Le projet de texte américain prévoit de créer un nouveau « mécanisme d’enquête indépendant des Nations unies » (Unimi) sur le recours aux armes chimiques en Syrie.
Ce nouvel outil d’investigation des Nations unies aurait un mandat initial d’un an, renouvelable.
Rejetant l’initiative américaine, Moscou, allié indéfectible du régime syrien, envisageait pour sa part de déposer son propre projet de résolution.
« Réaction » française
Le secrétaire-général de l’ONU Antonio Guterres a quant à lui réclamé une enquête « impartiale » sur le drame.
Pour le Premier ministre français Edouard Philippe, « les alliés du régime ont une responsabilité particulière dans ce massacre » ainsi que dans la « violation de la trêve » prévue par le Conseil de sécurité de l’ONU. Hier devant l’Assemblée nationale, il a promis une « réaction » française qui « dira des choses de ce que nous sommes ».
Selon l’Observatoire syrien des droits de l’Homme (OSDH), l’armée syrienne a placé ses forces « en état d’alerte » pour les trois jours à venir dans les aéroports et les bases militaires du pays déchiré depuis 2011 par une guerre dévastatrice.

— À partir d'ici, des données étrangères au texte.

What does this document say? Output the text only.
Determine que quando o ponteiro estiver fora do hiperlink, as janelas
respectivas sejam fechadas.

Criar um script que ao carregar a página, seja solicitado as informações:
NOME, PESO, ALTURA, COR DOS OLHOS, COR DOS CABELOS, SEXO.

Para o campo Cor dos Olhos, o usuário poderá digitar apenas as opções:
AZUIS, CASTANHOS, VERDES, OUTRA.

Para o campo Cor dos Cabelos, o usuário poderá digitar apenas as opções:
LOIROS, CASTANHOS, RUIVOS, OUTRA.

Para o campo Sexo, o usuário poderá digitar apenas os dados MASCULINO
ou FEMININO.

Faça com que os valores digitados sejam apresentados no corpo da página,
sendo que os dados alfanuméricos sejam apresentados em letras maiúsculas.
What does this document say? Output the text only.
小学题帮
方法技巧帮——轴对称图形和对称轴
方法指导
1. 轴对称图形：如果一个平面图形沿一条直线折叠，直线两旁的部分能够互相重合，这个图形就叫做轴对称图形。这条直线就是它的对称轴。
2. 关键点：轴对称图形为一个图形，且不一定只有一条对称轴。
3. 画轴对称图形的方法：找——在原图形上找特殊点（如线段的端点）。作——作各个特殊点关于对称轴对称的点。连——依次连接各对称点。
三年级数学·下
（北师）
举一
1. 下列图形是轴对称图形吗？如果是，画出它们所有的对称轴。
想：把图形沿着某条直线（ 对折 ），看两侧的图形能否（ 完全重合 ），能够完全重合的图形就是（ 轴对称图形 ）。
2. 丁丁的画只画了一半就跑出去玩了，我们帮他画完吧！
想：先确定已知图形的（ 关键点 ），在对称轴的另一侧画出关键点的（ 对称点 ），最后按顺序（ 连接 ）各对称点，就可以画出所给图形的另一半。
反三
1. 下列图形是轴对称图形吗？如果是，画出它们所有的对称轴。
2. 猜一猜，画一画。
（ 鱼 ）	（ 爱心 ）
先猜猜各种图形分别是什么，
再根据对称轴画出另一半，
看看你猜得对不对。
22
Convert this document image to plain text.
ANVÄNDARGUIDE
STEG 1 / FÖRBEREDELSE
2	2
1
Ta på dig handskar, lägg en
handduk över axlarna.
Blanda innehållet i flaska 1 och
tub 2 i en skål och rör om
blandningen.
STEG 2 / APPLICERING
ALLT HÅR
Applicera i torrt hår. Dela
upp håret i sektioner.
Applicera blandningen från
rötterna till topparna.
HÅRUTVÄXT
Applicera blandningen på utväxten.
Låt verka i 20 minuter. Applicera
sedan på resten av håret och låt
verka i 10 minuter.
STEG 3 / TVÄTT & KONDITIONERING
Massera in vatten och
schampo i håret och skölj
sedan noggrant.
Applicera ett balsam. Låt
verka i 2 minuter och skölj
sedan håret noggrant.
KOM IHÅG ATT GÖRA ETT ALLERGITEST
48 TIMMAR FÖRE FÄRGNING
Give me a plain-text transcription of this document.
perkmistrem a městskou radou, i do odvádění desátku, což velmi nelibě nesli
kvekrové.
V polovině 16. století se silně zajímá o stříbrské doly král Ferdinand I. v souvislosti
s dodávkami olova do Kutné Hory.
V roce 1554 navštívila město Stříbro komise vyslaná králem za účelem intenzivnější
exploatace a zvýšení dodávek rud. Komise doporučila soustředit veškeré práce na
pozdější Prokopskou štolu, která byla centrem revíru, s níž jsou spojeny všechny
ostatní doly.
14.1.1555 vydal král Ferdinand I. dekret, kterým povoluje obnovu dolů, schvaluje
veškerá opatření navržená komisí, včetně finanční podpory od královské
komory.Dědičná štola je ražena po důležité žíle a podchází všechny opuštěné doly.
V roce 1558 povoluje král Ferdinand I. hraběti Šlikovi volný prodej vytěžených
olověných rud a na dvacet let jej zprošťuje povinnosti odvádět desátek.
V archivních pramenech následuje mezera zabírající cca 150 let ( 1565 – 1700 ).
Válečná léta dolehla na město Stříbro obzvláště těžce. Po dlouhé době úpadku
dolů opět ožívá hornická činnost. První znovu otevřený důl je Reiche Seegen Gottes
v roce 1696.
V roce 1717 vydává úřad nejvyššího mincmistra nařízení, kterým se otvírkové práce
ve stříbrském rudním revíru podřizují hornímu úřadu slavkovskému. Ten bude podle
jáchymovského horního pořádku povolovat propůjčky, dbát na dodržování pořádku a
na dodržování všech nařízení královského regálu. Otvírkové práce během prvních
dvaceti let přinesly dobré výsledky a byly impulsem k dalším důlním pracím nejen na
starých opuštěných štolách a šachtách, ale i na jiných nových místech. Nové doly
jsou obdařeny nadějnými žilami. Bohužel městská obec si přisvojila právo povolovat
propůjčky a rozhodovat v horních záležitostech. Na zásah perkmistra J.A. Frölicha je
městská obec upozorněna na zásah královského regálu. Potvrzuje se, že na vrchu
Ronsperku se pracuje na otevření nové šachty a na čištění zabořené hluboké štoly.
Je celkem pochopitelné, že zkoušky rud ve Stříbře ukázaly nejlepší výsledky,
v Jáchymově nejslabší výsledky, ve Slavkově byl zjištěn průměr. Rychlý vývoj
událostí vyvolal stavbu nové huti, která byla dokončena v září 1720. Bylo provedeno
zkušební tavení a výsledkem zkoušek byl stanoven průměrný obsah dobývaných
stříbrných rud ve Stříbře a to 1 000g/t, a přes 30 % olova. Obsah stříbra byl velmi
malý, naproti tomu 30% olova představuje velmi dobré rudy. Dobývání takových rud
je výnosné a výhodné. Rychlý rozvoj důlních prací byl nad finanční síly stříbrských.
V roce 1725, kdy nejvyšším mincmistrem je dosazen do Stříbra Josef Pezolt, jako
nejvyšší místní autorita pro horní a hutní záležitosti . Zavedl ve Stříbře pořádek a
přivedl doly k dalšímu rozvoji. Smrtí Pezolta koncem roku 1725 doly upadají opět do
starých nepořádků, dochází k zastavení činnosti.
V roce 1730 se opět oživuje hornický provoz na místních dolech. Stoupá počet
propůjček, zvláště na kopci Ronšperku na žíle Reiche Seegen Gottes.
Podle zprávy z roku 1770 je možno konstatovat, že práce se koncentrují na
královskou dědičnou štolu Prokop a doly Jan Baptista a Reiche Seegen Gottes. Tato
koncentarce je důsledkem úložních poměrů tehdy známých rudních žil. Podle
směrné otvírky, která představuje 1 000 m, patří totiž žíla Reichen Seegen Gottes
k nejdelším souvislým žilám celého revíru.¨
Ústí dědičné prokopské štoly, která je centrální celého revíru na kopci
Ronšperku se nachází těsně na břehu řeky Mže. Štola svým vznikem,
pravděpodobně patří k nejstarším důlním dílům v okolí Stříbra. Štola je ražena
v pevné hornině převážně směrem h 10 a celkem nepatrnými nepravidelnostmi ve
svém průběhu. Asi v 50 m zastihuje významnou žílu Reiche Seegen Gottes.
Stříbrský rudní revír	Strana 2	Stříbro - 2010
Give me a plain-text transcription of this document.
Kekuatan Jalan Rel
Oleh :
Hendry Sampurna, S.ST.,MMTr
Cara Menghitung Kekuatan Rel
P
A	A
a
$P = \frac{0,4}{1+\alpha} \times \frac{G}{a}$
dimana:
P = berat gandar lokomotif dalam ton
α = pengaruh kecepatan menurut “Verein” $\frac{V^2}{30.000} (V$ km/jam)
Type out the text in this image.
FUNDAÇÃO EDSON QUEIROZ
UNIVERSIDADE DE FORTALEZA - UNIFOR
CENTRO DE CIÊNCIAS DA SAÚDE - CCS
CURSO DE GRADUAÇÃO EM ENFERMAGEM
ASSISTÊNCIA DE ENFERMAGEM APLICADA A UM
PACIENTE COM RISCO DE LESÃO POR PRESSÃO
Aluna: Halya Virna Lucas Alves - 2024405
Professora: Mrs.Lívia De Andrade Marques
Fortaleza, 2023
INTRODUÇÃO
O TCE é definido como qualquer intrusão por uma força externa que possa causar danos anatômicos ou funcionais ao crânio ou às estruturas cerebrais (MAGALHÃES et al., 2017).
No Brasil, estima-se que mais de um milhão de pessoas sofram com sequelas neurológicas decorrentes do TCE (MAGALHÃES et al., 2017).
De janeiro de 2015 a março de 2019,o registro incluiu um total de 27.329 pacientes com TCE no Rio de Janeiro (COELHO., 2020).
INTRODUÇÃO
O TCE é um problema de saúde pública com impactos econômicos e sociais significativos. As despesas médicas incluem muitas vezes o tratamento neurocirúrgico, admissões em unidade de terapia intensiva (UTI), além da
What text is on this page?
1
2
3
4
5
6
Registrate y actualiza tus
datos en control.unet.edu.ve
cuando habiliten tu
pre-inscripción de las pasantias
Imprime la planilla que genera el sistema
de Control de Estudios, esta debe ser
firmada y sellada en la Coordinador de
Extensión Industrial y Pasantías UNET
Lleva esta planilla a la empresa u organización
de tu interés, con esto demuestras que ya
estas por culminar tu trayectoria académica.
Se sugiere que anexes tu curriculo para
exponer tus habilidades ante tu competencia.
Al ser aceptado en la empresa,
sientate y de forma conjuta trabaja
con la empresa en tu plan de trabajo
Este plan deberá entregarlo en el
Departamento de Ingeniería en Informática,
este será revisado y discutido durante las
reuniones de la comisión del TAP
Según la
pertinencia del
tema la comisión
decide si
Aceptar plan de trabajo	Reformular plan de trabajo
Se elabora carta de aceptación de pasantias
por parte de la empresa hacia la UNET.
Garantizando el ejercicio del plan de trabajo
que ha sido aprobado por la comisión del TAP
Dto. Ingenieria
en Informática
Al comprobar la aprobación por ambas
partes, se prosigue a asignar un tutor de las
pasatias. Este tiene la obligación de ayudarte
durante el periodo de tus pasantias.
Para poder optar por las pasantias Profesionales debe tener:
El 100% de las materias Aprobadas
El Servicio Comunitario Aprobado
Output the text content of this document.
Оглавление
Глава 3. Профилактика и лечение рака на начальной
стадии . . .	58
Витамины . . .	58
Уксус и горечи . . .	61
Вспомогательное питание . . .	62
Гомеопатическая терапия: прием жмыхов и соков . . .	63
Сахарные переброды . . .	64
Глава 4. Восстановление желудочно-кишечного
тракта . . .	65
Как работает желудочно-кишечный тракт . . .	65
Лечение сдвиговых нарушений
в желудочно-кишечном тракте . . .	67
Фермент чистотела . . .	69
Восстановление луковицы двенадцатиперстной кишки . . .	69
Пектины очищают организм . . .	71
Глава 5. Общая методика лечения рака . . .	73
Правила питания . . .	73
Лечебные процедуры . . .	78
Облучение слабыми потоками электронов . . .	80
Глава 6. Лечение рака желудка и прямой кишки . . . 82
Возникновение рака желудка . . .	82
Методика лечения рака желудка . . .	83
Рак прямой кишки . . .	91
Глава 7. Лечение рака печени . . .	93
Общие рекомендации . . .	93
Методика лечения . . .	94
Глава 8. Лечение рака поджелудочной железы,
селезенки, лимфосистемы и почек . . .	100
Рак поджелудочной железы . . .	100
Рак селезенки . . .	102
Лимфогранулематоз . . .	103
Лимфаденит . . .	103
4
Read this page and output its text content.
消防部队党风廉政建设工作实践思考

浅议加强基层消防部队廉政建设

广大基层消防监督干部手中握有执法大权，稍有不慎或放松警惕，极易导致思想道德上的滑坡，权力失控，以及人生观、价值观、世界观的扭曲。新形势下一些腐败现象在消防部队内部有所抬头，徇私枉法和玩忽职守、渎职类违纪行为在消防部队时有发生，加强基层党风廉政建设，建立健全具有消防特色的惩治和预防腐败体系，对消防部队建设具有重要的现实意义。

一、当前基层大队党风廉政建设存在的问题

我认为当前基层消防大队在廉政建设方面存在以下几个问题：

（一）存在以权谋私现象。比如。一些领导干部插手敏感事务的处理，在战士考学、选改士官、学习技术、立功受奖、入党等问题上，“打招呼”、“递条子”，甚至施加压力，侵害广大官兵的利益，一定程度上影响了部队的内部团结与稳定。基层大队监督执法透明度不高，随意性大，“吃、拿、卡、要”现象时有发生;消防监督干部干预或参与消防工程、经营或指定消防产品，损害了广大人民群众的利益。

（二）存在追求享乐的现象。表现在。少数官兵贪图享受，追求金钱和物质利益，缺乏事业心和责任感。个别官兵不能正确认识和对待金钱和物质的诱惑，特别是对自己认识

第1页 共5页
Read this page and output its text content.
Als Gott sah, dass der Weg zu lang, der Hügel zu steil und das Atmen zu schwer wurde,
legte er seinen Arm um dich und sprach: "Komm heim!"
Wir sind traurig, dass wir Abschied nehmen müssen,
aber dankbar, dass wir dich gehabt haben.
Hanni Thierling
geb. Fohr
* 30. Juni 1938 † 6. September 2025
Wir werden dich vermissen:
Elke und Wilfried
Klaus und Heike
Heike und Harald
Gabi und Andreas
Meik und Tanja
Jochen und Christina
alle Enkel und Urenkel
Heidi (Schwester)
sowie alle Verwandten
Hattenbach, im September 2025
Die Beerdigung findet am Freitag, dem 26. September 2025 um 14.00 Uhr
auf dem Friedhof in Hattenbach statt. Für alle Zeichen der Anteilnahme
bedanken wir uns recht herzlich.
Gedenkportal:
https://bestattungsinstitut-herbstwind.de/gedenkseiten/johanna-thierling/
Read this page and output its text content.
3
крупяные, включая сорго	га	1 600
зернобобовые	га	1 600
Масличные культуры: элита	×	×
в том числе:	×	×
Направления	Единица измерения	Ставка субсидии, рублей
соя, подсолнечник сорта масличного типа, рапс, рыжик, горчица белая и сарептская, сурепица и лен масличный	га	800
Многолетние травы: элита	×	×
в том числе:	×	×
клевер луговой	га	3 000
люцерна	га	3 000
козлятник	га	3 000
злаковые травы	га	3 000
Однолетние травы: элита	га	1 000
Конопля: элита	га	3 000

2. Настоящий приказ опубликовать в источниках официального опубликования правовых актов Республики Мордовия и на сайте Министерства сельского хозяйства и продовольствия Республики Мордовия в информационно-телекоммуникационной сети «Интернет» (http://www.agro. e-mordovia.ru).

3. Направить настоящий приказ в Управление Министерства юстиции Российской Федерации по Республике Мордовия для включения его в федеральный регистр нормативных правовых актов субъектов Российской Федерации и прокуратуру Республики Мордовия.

Les troupes se préparaient à tout déploiement rapide, notamment à Damas, mais aussi dans la province de Homs (centre), ou encore celle de Deir Ezzor (est), selon le directeur de l’Observatoire, Rami Abdel Rahmane.
Cette mesure est généralement adoptée « en réaction à des menaces extérieures », a-t-il précisé.
Dans les rues de la capitale, des Syriens ne semblaient pas impressionnés par les menaces de l’étranger.